Okhla Bird Sanctuary, Surajpur wetland to open next week

Because the Gautam Budh Nagar district partial corona restrictions ease, the forest division mentioned it’s going to re-open the Okhla Chicken Sanctuary (OBS) subsequent week.

The chook sanctuary and Surajpur reserve forest and wetland have been closed for guests and borders on April 17 within the wake of rising coronavirus illness circumstances within the metropolis.

Although a number of the curfew eased within the district on Monday, forest officers mentioned they may observe the lockdown for per week extra to see if the Covid-19 circumstances rise once more.

“We’ve determined to open the sanctuary up for vacationers and birders subsequent week. Because the restrictions at the moment are being lifted partially, we’ve determined to look at the case tally for per week’s time to see in the event that they proceed to drop or at the very least don’t improve. After that solely will we open each the OBS and the Surajpur sanctuary by subsequent week,” mentioned the divisional forest officer (DFO), GB Nagar, PK Srivastava.

He added that the infrastructure work, together with the development of six huts at OBS, will proceed.

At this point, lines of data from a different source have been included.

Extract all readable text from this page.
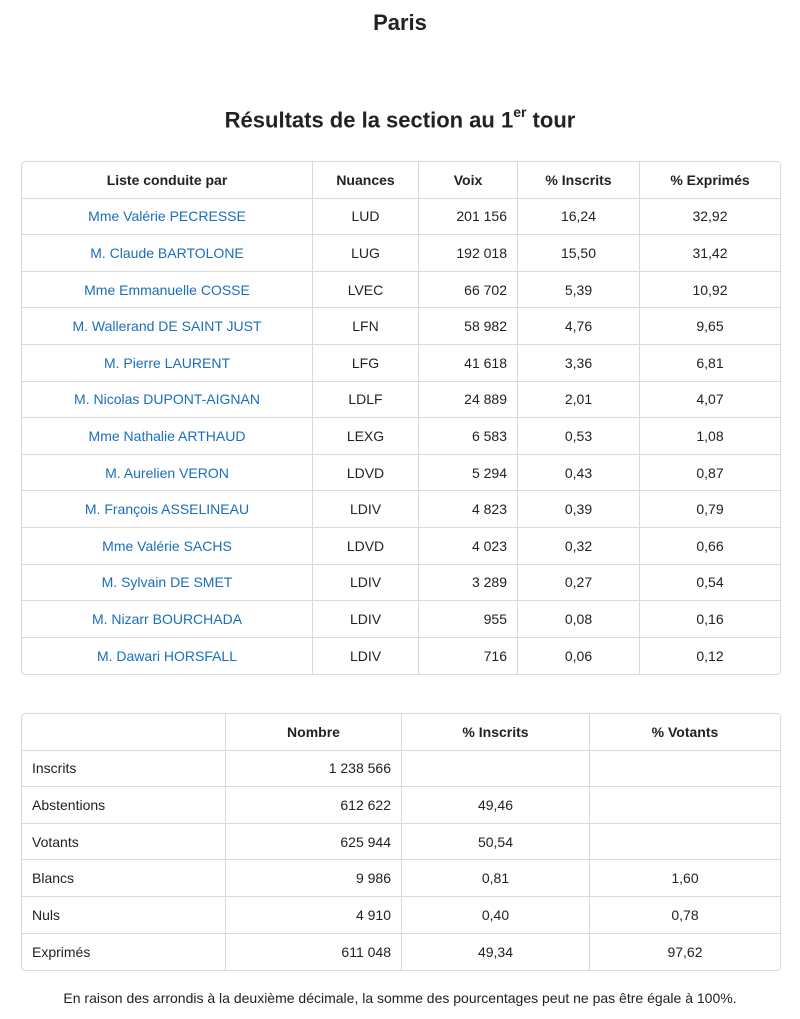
Paris
Résultats de la section au 1er tour
Liste conduite par	Nuances	Voix	% Inscrits	% Exprimés
Mme Valérie PECRESSE	LUD	201 156	16,24	32,92
M. Claude BARTOLONE	LUG	192 018	15,50	31,42
Mme Emmanuelle COSSE	LVEC	66 702	5,39	10,92
M. Wallerand DE SAINT JUST	LFN	58 982	4,76	9,65
M. Pierre LAURENT	LFG	41 618	3,36	6,81
M. Nicolas DUPONT-AIGNAN	LDLF	24 889	2,01	4,07
Mme Nathalie ARTHAUD	LEXG	6 583	0,53	1,08
M. Aurelien VERON	LDVD	5 294	0,43	0,87
M. François ASSELINEAU	LDIV	4 823	0,39	0,79
Mme Valérie SACHS	LDVD	4 023	0,32	0,66
M. Sylvain DE SMET	LDIV	3 289	0,27	0,54
M. Nizarr BOURCHADA	LDIV	955	0,08	0,16
M. Dawari HORSFALL	LDIV	716	0,06	0,12
	Nombre	% Inscrits	% Votants
Inscrits	1 238 566		
Abstentions	612 622	49,46	
Votants	625 944	50,54	
Blancs	9 986	0,81	1,60
Nuls	4 910	0,40	0,78
Exprimés	611 048	49,34	97,62

En raison des arrondis à la deuxième décimale, la somme des pourcentages peut ne pas être égale à 100%.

The OBS and Surajpur reserve forests have been shut in March 2020 when the district skilled first Covid-19 circumstances and a nationwide lockdown was imposed. Each the habitats have been reopened on September 15, 2020 with advisories.

The sanctuary, which is residence to about 350 species of birds, is unfold over an space of 400 hectares of which about 60% is water our bodies and attracts quite a lot of migratory birds throughout winters and passage migrants throughout summers.

The migratory birds begin arriving within the sanctuary by October, whereas their power reaches the height by December.

In line with the Asian Waterbird Census (AWC)-2021 by Wetlands Worldwide South Asia and the divisional forest division of Gautam Budh Nagar in January 2021, a complete of 8,068 birds of a complete of 73 species of water birds have been counted. Of those, 27 have been resident and native migratory species and 46 have been migratory species.

Among the many essential points of interest have been Black-headed Ibis (Indian resident), Black-tailed Godwit (Winter migratory from Central Asia), Widespread Pochard (Winter migratory from Central Asia), Painted Stork (Indian resident species), Better Noticed Eagle (Winter migratory migrates from Central Asia), Oriental Darter (Resident), River Lapwing (Resident), Ferruginous Duck (Winter migratory from Central Asia).